Biaya pembelian radio dan antene serta pemasangan berkisar 0,8 sampai 1 juta. Sementara biaya langganan perbulan Rp. 250 ribu untuk paket 24 jam dengan kemampuan akses lokal 2MBPS dan akses internasional 64kbps. Itu belum termasuk biaya pendaftaran sebesar 200 ribu rupiah. Paling tidak anda merogoh kocek sebesar 1,5 juta.
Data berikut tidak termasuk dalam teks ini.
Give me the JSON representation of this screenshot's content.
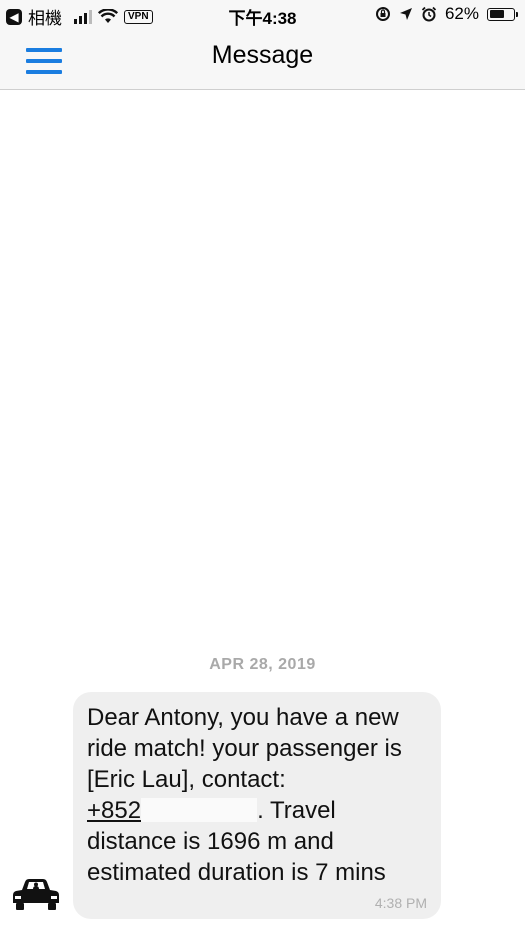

Hotspot mulai dilirik orang ketika bencana Tsunami yang meluluh lantakkan Aceh beberapa tahun lalu. Maka satu-satunya kegiatan yang muncul dengan super cepat adalah HotSpot. Pihak LSM AirPutih misalnya dalam waktu beberapa minggu mampu memasang 50 titik hotspot di Aceh sehigga terjadi pembalikan keadaan. Dulu Aceh yang dikenal tertutup dan ditutup-tutupi mendadak seperti blak-blakan Semua terbuka untuk diakses.

Arsat, seorang pemain cukup lama dibidang Warnet yang merambah ke usaha Hotspot menerangkan bahwa minimal diperlukan modal awal biaya sebesar 25 juta untuk mendirikan menara (tower), router, berlangganan Bandwidth.

Sayang ia tidak bersedia memerinci keuntungan yang diperoleh dari usaha jasa internet nirkabelnya.